Linden lists other symptoms, including severe depression, “feelings of helplessness,” disrupted sleep, aggression, and even suicidal ideation. PTED lasts “longer than 3 months,” during which “(p)erformance in daily activities and roles is impaired.”
Also in 2015, I wrote about how many targets can get beyond constant rumination over their experiences (link here):
Bullying targets often ruminate obsessively about their situations. In a piece for the Greater Good Science Center, therapist Linda Graham defines rumination as “thinking the same negative worrisome thoughts over and over again.” She continues:
Rumination usually doesn’t solve what we’re worried about and, in fact, leaves us more vulnerable to staying in a funk, even becoming depressed. Rumination makes our view of events, and our feelings about ourselves, worse.

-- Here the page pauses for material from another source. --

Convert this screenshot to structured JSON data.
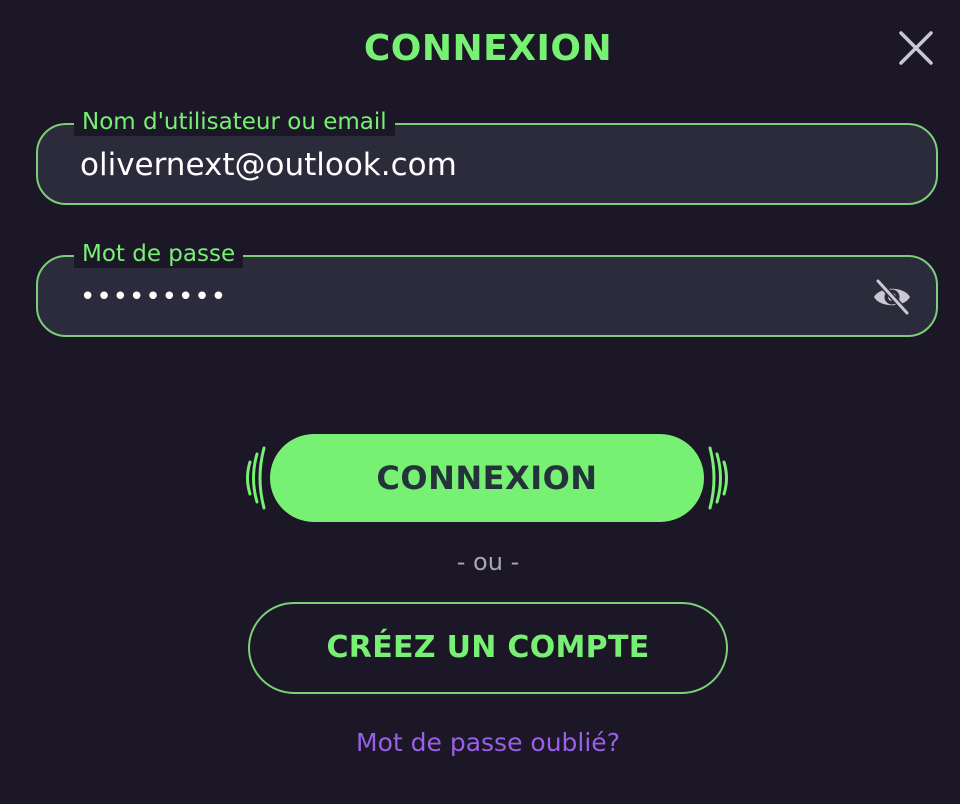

Graham encourages her clients to engage in self-compassion, which includes “evoking a sense of kindness and care toward one’s self.” Her full article delves deeper into nurturing practices of self-compassion, and for those who want to learn more, it is well worth a click and read.
There are sooo many overlapping ideas and concepts here. The commonalities are significant.
Peer support groups
Back in April I wrote about peer support groups for targets of workplace bullying and mobbing, and I suggested some resources that may be of help in forming and conducting them (link here). Such groups can be tremendously validating for targets, especially compared to the high levels of organizational denial and general lack of understanding about work abuse that these individuals often confront.
However, these support groups must also be cognizant of the dynamics of woundology, as suggested by Caroline Myss. Ideally they can help targets process their experiences toward recovery and renewal. On the negative side, they risk creating a core of individuals who, with the best of intentions, nevertheless enable one another to define themselves by, and continue to live in, their respective wounds.
Indeed, perhaps the best kind of peer support group is one in which the composition changes because some members cycle through after their hard work within the group is completed. Some may continue to be involved in responding to the kind of abuse or mistreatment that caused them to have to “go deep,” but now doing so from a position of greater strength and renewal. Others will find rewarding endeavors that have little to do with the experiences they endured. There are no right or wrong choices at this juncture; all steps forward are healthy and life-affirming.